Nevertheless, today I did some more work on the second UTA novel, mostly plotting and choreographing, since it is going to be a complicated dance: I've got background stories about Conway's past, then 3 consecutive story arcs, and they all need to get mixed up and taken out of their chronological order and put into some phantaspasmodyllic roller coaster of a storyline. It's starting to look like doable, instead of "what the hell did you think when you thought up this mad scheme?"

Also bought some more books today, mostly because last week I was hit by a spell of friendly idiocy and allowing The Heroes to go with a friend since I was still finishing reading Loups-Garous which, of course, I finished within two days and since I'm not sure The Heroes will be back tomorrow... Mainly bought sequels: Jemisin's Broken Kingdoms (because I'm just so much in love with the woman's voice), Asher's Brass Man (because Line of Polity was not of the same level as Gridlinked, though the writing is good enough to give his agent Cormac another chance), Tchaikovsky's Dragonfly Falling (because even if Empire in Black and Gold didn't get me in an obsessive reading trance I could do with knowing how things evolve), and Warm Bodies by Isaac Marion, mainly because it got onto the to-buy list, and it still looked good, or even more so, in the flesh. Erm, paper. And in sticking links to titles I notice that I paid too much in Waterstones, and could  even have had them delivered to my door for even less. The things you do to support your local bookstore...
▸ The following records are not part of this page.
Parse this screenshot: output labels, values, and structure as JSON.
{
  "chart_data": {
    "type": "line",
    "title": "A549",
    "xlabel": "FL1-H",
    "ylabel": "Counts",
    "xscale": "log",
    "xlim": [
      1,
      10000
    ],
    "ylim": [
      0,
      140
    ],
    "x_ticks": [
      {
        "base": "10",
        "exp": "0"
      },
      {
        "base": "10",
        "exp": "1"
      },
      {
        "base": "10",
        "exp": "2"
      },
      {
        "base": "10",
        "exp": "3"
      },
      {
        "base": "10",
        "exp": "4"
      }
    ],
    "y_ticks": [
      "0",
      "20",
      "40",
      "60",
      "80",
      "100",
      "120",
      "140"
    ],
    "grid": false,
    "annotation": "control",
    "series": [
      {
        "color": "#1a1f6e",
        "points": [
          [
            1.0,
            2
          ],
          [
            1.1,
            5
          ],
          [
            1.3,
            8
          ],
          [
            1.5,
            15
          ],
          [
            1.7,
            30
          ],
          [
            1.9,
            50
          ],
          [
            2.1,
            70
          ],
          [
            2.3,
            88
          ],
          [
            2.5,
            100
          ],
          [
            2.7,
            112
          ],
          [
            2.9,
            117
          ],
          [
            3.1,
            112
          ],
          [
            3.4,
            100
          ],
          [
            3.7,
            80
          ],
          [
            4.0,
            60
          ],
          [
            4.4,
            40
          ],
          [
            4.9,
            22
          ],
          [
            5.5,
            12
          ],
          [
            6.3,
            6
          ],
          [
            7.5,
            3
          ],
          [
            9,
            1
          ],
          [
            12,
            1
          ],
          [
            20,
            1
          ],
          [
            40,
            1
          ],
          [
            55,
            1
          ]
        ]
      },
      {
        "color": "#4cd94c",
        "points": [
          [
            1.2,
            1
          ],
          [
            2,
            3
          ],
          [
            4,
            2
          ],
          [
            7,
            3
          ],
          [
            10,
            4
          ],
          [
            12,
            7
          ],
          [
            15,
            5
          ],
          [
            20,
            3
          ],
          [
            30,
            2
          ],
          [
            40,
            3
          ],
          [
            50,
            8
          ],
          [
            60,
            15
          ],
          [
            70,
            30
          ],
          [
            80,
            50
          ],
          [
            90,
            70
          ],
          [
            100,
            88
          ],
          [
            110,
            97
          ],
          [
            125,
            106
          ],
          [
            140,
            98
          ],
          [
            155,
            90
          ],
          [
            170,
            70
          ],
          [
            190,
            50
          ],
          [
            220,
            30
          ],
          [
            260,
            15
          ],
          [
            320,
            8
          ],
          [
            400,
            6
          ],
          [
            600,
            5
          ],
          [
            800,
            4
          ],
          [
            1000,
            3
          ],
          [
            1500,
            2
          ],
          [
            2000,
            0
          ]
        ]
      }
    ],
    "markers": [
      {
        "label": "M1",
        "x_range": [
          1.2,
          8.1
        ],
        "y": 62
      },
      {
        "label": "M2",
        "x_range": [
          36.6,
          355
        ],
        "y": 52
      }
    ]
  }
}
*seriously, sometimes when I'm reacquainting myself with one of the books I wonder who has added a scene here and there. The wonders of writing in bits and pieces and hopping between stories I guess. That and writing on the train after work like a zombified meatpuppet.
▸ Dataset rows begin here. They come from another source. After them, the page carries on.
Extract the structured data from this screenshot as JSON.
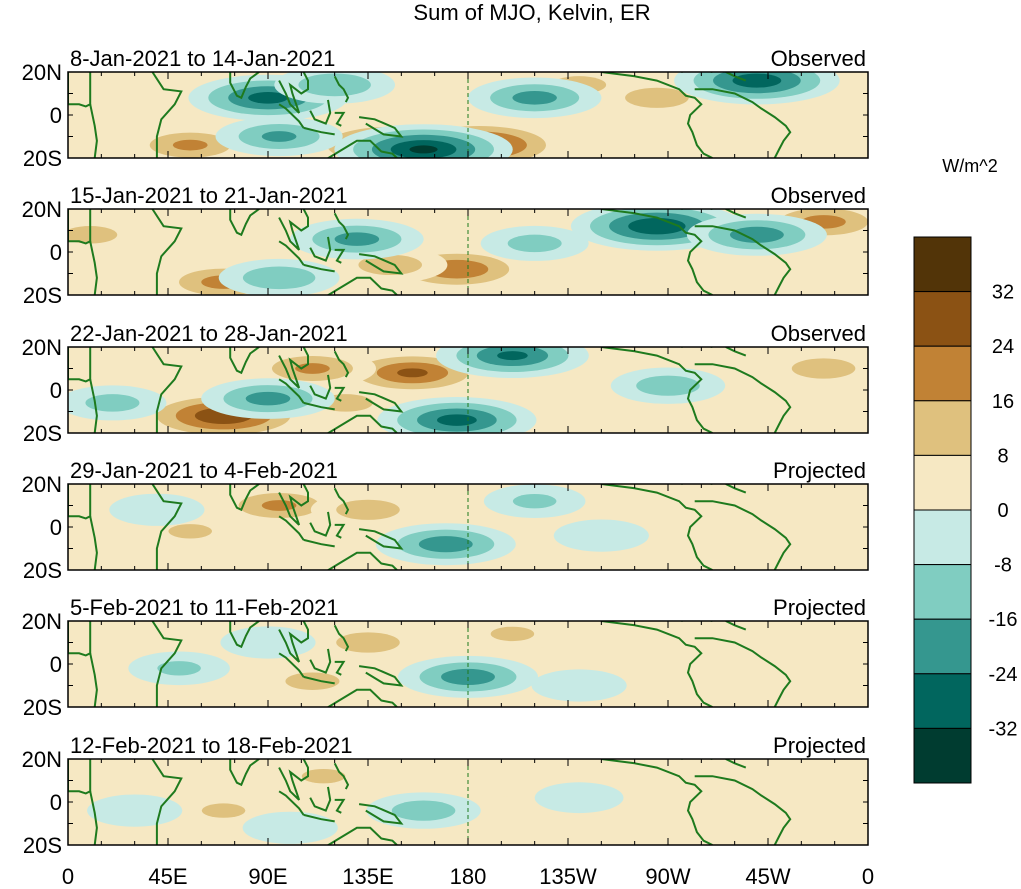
{
  "chart_data": {
    "type": "heatmap",
    "title": "Sum of MJO, Kelvin, ER",
    "colorbar": {
      "units": "W/m^2",
      "tick_labels": [
        "32",
        "24",
        "16",
        "8",
        "0",
        "-8",
        "-16",
        "-24",
        "-32"
      ],
      "colors": [
        "#523408",
        "#8b5214",
        "#c18235",
        "#dfc17e",
        "#f6e8c3",
        "#c7eae5",
        "#80cdc1",
        "#35978f",
        "#01665e",
        "#003c30"
      ]
    },
    "x_tick_labels": [
      "0",
      "45E",
      "90E",
      "135E",
      "180",
      "135W",
      "90W",
      "45W",
      "0"
    ],
    "y_tick_labels": [
      "20N",
      "0",
      "20S"
    ],
    "panels": [
      {
        "period": "8-Jan-2021 to 14-Jan-2021",
        "status": "Observed",
        "anomalies": [
          {
            "lon": 185,
            "lat": -14,
            "value": 30
          },
          {
            "lon": 145,
            "lat": -14,
            "value": 28
          },
          {
            "lon": 110,
            "lat": 6,
            "value": 12
          },
          {
            "lon": 265,
            "lat": 8,
            "value": 12
          },
          {
            "lon": 55,
            "lat": -14,
            "value": 16
          },
          {
            "lon": 230,
            "lat": 14,
            "value": 10
          },
          {
            "lon": 90,
            "lat": 8,
            "value": -26
          },
          {
            "lon": 160,
            "lat": -16,
            "value": -32
          },
          {
            "lon": 310,
            "lat": 16,
            "value": -28
          },
          {
            "lon": 210,
            "lat": 8,
            "value": -18
          },
          {
            "lon": 120,
            "lat": 14,
            "value": -14
          },
          {
            "lon": 95,
            "lat": -10,
            "value": -16
          }
        ]
      },
      {
        "period": "15-Jan-2021 to 21-Jan-2021",
        "status": "Observed",
        "anomalies": [
          {
            "lon": 175,
            "lat": -8,
            "value": 22
          },
          {
            "lon": 70,
            "lat": -14,
            "value": 18
          },
          {
            "lon": 340,
            "lat": 14,
            "value": 18
          },
          {
            "lon": 10,
            "lat": 8,
            "value": 10
          },
          {
            "lon": 145,
            "lat": -6,
            "value": 12
          },
          {
            "lon": 265,
            "lat": 12,
            "value": -30
          },
          {
            "lon": 310,
            "lat": 8,
            "value": -20
          },
          {
            "lon": 130,
            "lat": 6,
            "value": -18
          },
          {
            "lon": 95,
            "lat": -12,
            "value": -14
          },
          {
            "lon": 210,
            "lat": 4,
            "value": -10
          }
        ]
      },
      {
        "period": "22-Jan-2021 to 28-Jan-2021",
        "status": "Observed",
        "anomalies": [
          {
            "lon": 70,
            "lat": -12,
            "value": 30
          },
          {
            "lon": 155,
            "lat": 8,
            "value": 24
          },
          {
            "lon": 110,
            "lat": 10,
            "value": 16
          },
          {
            "lon": 340,
            "lat": 10,
            "value": 12
          },
          {
            "lon": 125,
            "lat": -6,
            "value": 10
          },
          {
            "lon": 175,
            "lat": -14,
            "value": -26
          },
          {
            "lon": 200,
            "lat": 16,
            "value": -24
          },
          {
            "lon": 90,
            "lat": -4,
            "value": -18
          },
          {
            "lon": 270,
            "lat": 2,
            "value": -12
          },
          {
            "lon": 20,
            "lat": -6,
            "value": -10
          }
        ]
      },
      {
        "period": "29-Jan-2021 to 4-Feb-2021",
        "status": "Projected",
        "anomalies": [
          {
            "lon": 95,
            "lat": 10,
            "value": 16
          },
          {
            "lon": 135,
            "lat": 8,
            "value": 12
          },
          {
            "lon": 55,
            "lat": -2,
            "value": 8
          },
          {
            "lon": 170,
            "lat": -8,
            "value": -20
          },
          {
            "lon": 210,
            "lat": 12,
            "value": -8
          },
          {
            "lon": 240,
            "lat": -4,
            "value": -6
          },
          {
            "lon": 40,
            "lat": 8,
            "value": -6
          }
        ]
      },
      {
        "period": "5-Feb-2021 to 11-Feb-2021",
        "status": "Projected",
        "anomalies": [
          {
            "lon": 135,
            "lat": 10,
            "value": 12
          },
          {
            "lon": 110,
            "lat": -8,
            "value": 10
          },
          {
            "lon": 200,
            "lat": 14,
            "value": 8
          },
          {
            "lon": 180,
            "lat": -6,
            "value": -20
          },
          {
            "lon": 50,
            "lat": -2,
            "value": -8
          },
          {
            "lon": 90,
            "lat": 10,
            "value": -6
          },
          {
            "lon": 230,
            "lat": -10,
            "value": -6
          }
        ]
      },
      {
        "period": "12-Feb-2021 to 18-Feb-2021",
        "status": "Projected",
        "anomalies": [
          {
            "lon": 70,
            "lat": -4,
            "value": 8
          },
          {
            "lon": 115,
            "lat": 12,
            "value": 8
          },
          {
            "lon": 195,
            "lat": 10,
            "value": 6
          },
          {
            "lon": 160,
            "lat": -4,
            "value": -12
          },
          {
            "lon": 30,
            "lat": -4,
            "value": -6
          },
          {
            "lon": 100,
            "lat": -12,
            "value": -6
          },
          {
            "lon": 230,
            "lat": 2,
            "value": -4
          }
        ]
      }
    ]
  }
}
** I'm not a total dweeb with computers, yet it has cost me some study to figure out how to KILL homegroups, but even then no talk between the dysfunctional family members. Besides, with MS every step forward is two steps back. Our USB printserver is also not compatible with Win7, and I refuse working with wireless [don't ask me why, perhaps part of Laumer's Long Twilight (yes, the one that ultimately led to a movie called Highlander) planted a seed in my brain about stuff being beamed through the air, and Walter Jon Williams' Metropolitan probably didn't help either] so currently I email my hubby the shit that needs printing, but hubby don't print because he is a lousy secretary. Good thing I'm not his employer because he would be so fired.
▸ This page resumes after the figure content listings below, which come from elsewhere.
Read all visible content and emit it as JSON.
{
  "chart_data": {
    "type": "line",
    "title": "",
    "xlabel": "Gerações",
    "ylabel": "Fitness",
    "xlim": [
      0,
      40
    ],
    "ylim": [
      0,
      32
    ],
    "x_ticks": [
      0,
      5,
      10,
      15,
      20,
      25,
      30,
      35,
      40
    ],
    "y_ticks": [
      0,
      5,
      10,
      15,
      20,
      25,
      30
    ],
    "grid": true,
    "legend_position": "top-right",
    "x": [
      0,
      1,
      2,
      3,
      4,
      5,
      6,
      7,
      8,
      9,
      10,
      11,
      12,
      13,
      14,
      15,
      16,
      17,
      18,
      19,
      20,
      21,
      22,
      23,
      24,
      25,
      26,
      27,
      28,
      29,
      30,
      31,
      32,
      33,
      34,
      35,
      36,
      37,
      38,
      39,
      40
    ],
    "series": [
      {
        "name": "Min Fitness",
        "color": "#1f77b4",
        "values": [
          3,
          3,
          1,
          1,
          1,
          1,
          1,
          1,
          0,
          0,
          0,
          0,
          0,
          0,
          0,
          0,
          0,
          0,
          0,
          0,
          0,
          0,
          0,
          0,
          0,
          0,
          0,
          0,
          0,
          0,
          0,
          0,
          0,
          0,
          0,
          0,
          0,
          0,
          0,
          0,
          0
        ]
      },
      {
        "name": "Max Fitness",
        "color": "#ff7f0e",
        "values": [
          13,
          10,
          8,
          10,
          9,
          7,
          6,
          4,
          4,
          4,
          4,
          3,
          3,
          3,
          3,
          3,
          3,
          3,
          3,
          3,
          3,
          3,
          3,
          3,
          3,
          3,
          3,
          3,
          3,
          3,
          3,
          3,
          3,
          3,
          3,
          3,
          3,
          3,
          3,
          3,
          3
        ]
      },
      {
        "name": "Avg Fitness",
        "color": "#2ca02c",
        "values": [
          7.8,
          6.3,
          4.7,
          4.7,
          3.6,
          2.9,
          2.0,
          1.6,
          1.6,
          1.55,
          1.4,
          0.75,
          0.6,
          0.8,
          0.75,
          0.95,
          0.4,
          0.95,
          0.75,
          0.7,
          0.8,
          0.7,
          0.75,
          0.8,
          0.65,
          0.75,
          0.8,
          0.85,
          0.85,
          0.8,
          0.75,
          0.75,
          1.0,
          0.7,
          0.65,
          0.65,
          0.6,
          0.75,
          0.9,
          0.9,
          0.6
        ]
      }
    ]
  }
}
*** the mobile writing desk gets to link and update often to the immobile one, as back up as well as making sure all versions are the same. NB: I bought a GoodSync licence for that and it's still one of my most beloved programs ever.°



° talking about helpful proggies: about two months ago I managed to get confused about whether I had updated the shit, and had 2 different versions of a document. Not something you want to happen when you're talking about 100K+ text, and not quite knowing *what* had been changed between the two. Snagged a program called Diff Doc from the web which was great help, though working through such a shitload of words was still painstaking and long.